Pagi itu adalah kali keempatku menggunakan transportasi umum untuk berangkat ke kampus. Tampaknya jam 7 pagi adalah pemilihan waktu berangkat terburuk, apalagi di Stasiun Manggarai, tempat yang dikenal orang sebagai medan perang yang menyangkut hidup dan mati. Aku turun dari kereta dan berpindah ke yang lain, tentu dengan berdesakan seperti yang sempat kulihat di FYP TikTok di malam sebelumnya. Kereta yang saat itu kunaiki penuh dengan manusia, dan tentu saja aku dengan tinggi 150 cm terhimpit oleh orang-orang dengan badan yang lebih besar. Pintu ditutup, roda kereta mulai berputar. Aku sedikit kehilangan keseimbangan karena tidak mendapat pegangan tiang di ujung tempat duduk, dan sedikit menabrak bapak-bapak disebelahku. “Maaf, Pak,” ujarku dengan menunduk.

 

Melewati beberapa stasiun, kereta mulai terasa lebih lega, tetapi bapak yang kutabrak tadi masih berada di dekatku. Aku melangkah ke kiri, lalu diikutinya. Ibu-ibu yang duduk di depanku sepertinya mulai merasakan risihku, terlihat dari matanya yang mulai memelototi bapak tersebut. “Sini dik, duduk di sini.” katanya sambil bergeser, memberikan tempat duduk di paling ujung dekat perbatasan gerbong, meski tempat itu sangat sempit. Aku duduk, dan bapak tadi berdiri di hadapanku.

 

Setelah ibu tersebut turun di perhentiannya, bapak ini mulai mendekat dan duduk di sebelahku. Ia duduk menempel meski tempat di sebelahnya luas, kosong. Takut. Yang kurasakan hanya takut. Tidak bisa bergerak, tubuhku seolah membeku. Bapak itu membuka silangan tangannya dan menempelkannya di pahaku, dan aku hanya bisa mengucap doa dalam hati.

 

Cekrek, suara kamera terdengar, dan aku yang semula menunduk, melihat gadis di hadapanku memegang ponselnya ke arahku dan bapak di sebelahku. Tak berkata apa-apa, hanya menatap kami sambil memegang ponselnya tegak, menunjukkan bahwa Ia sudah memiliki bukti yang siap mengantar bapak itu ke meja hijau. Tangan bapak tersebut langsung ditarik, dan Ia turun di perhentian selanjutnya. Gadis tadi menghampiriku. “Kak, lain kali, kalau udah ngerasa aneh, jangan diem aja. Pura-pura telpon aja Kak, atau langsung berdiri pindah tempat. Pasti ada aja kok yang mau nemenin Kakak.” ujarnya sebelum turun di stasiun tujuannya.
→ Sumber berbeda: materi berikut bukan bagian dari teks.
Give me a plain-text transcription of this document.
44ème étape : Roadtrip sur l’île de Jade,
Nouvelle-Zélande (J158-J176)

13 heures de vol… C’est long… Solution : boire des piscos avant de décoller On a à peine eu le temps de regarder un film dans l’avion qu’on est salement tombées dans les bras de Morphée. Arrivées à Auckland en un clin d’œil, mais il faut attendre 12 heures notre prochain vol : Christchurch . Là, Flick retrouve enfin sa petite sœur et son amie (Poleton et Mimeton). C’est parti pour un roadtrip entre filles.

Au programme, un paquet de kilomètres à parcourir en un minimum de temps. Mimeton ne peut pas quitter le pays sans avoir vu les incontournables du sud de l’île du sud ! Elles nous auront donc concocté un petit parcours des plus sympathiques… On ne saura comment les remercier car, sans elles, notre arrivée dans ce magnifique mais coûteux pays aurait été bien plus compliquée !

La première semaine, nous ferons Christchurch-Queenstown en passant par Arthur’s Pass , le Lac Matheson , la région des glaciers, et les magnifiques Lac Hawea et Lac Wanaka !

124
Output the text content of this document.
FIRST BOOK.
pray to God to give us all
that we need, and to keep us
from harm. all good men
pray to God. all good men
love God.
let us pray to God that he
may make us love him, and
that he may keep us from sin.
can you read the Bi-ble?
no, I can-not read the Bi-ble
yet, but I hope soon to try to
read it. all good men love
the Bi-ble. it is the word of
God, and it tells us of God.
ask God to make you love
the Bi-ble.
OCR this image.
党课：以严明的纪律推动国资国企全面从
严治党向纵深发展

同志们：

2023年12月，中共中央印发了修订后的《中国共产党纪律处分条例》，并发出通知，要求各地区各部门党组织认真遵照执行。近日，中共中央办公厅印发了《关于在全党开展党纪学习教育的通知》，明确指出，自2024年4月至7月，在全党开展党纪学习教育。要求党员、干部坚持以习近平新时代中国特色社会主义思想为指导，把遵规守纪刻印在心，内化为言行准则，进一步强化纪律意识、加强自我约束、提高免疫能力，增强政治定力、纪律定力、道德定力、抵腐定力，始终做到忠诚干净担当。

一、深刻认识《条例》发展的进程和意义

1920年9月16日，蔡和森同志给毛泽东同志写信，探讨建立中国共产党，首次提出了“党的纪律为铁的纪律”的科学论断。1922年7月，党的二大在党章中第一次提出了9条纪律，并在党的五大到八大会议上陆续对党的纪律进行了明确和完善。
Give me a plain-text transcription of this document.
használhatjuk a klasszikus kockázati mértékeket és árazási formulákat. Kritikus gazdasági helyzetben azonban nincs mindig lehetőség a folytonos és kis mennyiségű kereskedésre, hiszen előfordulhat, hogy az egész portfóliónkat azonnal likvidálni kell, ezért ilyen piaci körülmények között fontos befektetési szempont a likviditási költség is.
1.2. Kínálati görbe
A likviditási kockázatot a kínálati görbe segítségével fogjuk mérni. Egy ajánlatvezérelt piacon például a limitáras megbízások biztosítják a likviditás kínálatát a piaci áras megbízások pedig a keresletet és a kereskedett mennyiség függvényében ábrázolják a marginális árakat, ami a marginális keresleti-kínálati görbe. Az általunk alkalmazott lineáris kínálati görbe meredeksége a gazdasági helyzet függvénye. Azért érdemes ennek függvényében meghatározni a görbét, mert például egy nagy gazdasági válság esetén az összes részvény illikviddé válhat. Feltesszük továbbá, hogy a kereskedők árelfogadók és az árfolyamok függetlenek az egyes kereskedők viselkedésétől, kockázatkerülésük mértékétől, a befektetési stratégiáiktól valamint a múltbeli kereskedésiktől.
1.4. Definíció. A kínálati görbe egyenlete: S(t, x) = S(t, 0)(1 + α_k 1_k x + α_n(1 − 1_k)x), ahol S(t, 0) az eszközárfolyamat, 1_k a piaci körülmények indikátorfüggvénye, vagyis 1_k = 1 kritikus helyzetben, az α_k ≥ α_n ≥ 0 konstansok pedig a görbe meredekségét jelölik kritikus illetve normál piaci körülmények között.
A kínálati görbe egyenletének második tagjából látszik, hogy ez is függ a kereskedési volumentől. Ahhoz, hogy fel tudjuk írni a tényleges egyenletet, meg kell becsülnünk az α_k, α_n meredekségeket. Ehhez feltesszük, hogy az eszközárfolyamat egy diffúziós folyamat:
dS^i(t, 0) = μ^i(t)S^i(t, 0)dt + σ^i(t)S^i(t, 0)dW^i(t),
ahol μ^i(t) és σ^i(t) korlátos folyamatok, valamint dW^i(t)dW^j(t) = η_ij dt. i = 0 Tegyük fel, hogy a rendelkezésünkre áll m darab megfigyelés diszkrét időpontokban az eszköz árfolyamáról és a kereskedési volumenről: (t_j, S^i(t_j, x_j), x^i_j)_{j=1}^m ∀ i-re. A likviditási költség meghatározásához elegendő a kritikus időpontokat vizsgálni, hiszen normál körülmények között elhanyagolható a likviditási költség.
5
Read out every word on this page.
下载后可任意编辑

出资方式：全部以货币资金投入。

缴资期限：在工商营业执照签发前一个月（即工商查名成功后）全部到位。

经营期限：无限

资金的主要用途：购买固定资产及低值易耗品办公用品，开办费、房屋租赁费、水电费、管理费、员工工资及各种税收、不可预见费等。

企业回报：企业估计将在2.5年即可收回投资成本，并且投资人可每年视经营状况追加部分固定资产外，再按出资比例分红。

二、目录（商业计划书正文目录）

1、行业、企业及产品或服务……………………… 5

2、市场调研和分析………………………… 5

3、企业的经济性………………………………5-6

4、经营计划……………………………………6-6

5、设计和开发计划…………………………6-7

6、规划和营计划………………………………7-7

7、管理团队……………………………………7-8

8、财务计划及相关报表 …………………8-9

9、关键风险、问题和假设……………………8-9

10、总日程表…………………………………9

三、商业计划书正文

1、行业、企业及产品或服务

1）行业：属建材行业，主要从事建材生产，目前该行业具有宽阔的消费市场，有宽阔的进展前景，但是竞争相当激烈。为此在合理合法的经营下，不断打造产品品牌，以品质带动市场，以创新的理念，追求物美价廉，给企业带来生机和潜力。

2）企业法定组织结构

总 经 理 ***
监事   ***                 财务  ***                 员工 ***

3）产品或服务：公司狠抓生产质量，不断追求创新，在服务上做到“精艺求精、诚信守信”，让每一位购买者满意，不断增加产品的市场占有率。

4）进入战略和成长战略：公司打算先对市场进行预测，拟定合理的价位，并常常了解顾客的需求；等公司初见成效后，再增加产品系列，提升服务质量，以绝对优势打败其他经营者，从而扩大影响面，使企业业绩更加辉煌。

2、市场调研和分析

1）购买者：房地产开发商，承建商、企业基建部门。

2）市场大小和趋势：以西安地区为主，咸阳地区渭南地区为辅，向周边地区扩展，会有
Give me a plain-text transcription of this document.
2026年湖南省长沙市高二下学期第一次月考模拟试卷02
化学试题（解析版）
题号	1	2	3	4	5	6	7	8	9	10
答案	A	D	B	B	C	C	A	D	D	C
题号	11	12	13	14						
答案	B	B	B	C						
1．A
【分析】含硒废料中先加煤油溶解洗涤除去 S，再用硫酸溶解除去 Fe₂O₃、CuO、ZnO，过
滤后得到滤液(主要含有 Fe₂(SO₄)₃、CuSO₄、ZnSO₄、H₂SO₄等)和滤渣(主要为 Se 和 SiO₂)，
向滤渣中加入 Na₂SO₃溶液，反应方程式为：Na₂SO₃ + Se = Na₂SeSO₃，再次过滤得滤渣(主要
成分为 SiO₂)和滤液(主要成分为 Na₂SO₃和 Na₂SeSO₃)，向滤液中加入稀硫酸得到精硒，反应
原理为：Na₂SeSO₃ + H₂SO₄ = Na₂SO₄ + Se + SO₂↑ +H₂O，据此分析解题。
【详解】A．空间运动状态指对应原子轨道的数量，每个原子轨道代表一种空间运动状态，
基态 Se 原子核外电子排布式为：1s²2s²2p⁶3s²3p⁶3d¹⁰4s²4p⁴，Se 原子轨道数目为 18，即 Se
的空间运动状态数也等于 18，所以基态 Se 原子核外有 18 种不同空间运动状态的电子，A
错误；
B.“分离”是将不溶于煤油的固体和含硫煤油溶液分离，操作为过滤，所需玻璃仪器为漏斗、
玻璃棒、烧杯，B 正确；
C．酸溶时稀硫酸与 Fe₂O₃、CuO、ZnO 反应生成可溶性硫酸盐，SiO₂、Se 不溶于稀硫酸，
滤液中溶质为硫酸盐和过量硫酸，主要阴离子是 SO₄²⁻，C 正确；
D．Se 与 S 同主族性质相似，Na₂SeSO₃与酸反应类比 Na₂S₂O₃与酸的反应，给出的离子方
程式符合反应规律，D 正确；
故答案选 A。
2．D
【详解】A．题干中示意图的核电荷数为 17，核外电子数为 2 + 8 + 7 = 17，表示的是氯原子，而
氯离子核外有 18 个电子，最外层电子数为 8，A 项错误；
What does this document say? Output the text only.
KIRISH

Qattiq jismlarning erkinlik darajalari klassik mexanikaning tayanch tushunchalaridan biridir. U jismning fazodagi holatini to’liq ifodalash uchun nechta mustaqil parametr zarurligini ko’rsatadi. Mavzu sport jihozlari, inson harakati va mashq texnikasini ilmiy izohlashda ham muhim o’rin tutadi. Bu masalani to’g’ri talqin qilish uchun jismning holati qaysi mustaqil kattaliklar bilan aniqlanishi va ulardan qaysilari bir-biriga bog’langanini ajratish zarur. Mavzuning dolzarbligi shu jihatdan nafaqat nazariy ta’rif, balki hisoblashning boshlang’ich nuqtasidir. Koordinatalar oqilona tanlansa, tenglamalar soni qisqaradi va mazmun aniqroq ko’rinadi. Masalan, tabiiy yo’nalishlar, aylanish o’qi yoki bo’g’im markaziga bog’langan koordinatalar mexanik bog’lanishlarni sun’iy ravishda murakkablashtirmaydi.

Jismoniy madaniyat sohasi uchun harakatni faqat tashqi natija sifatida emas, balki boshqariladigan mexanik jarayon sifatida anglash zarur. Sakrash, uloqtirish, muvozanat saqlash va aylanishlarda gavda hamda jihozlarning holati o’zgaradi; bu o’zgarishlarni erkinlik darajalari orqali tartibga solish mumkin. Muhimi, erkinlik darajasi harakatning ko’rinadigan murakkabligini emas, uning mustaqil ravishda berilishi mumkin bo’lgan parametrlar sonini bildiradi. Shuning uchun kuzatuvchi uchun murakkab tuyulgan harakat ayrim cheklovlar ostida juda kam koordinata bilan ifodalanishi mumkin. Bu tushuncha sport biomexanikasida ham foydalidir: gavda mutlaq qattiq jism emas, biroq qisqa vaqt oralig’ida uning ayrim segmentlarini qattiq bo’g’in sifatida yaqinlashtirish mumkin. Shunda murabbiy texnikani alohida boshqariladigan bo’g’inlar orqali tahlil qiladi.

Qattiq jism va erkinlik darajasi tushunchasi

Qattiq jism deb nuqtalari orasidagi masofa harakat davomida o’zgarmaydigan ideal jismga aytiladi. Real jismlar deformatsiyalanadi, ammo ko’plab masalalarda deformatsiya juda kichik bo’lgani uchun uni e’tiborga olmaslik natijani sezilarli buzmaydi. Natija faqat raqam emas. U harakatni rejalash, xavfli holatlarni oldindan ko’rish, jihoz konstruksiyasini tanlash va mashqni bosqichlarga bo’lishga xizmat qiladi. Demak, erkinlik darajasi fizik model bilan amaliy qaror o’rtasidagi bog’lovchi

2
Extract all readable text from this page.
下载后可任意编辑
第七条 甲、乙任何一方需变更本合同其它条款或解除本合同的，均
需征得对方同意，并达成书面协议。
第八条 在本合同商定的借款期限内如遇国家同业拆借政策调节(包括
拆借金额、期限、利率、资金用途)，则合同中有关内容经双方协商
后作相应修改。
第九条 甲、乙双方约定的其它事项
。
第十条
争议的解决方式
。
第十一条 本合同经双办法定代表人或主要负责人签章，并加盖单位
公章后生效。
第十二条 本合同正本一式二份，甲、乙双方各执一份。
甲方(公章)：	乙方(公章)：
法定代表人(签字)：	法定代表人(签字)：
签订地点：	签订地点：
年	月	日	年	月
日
Miris, mengingat kata masinis setiap sebelum kereta berjalan, “Segera laporkan bila Anda melihat tindak kekerasan seksual” seolah tak berarti, karena kita tidak tahu ke siapa harus melapor. Petugas keamanan yang terlihat hanya sesekali, seakan hanya formalitas untuk difoto sebagai laporan ke pemerintah. Gerbong khusus wanita tiada guna apabila kami yang berada di gerbong biasa tidak mendapat proteksi yang seharusnya.

Ya, seharusnya kami bisa menjaga diri kami sendiri. Ya, kami bebas menggunakan apapun yang kami inginkan. Tidak, tiada alasan untuk kaum adam melakukan tindakan tak senonoh terhadap kami. Kami bukan objek, bukan sarana pelampiasan nafsu. Untuk menegaskan, pakaian yang saya gunakan adalah celana panjang yang tidak ketat dan kemeja yang juga tidak terlalu terbuka.

Kami butuh proteksi, kami butuh hukum yang lebih ketat dan fasilitas keamanan yang lebih baik. Adalah hak kami untuk bepergian keluar rumah merasa aman, terlepas dari apapun yang kami gunakan atau perbuat. Tolong, petugas keamanan yang seharusnya menjaga keamanan kami, sebisa mungkin ditempatkan di setiap gerbong untuk berpatroli. Selain kejahatan seksual pun, banyak modus kejahatan yang dapat diminimalisir hanya dengan memaksimalkan kinerja petugas keamanan. Perketat hukuman bagi para penjahat tersebut, setidaknya tingkatkan ketakutan mereka atas hukum jika mereka tidak bisa disadarkan dengan cara halus.

Tak hanya kaum hawa, kami sebagai manusia secara umum berhak atas rasa aman dan nyaman. Mari kita saling melindungi untuk lingkungan hidup kita yang lebih aman dan nyaman.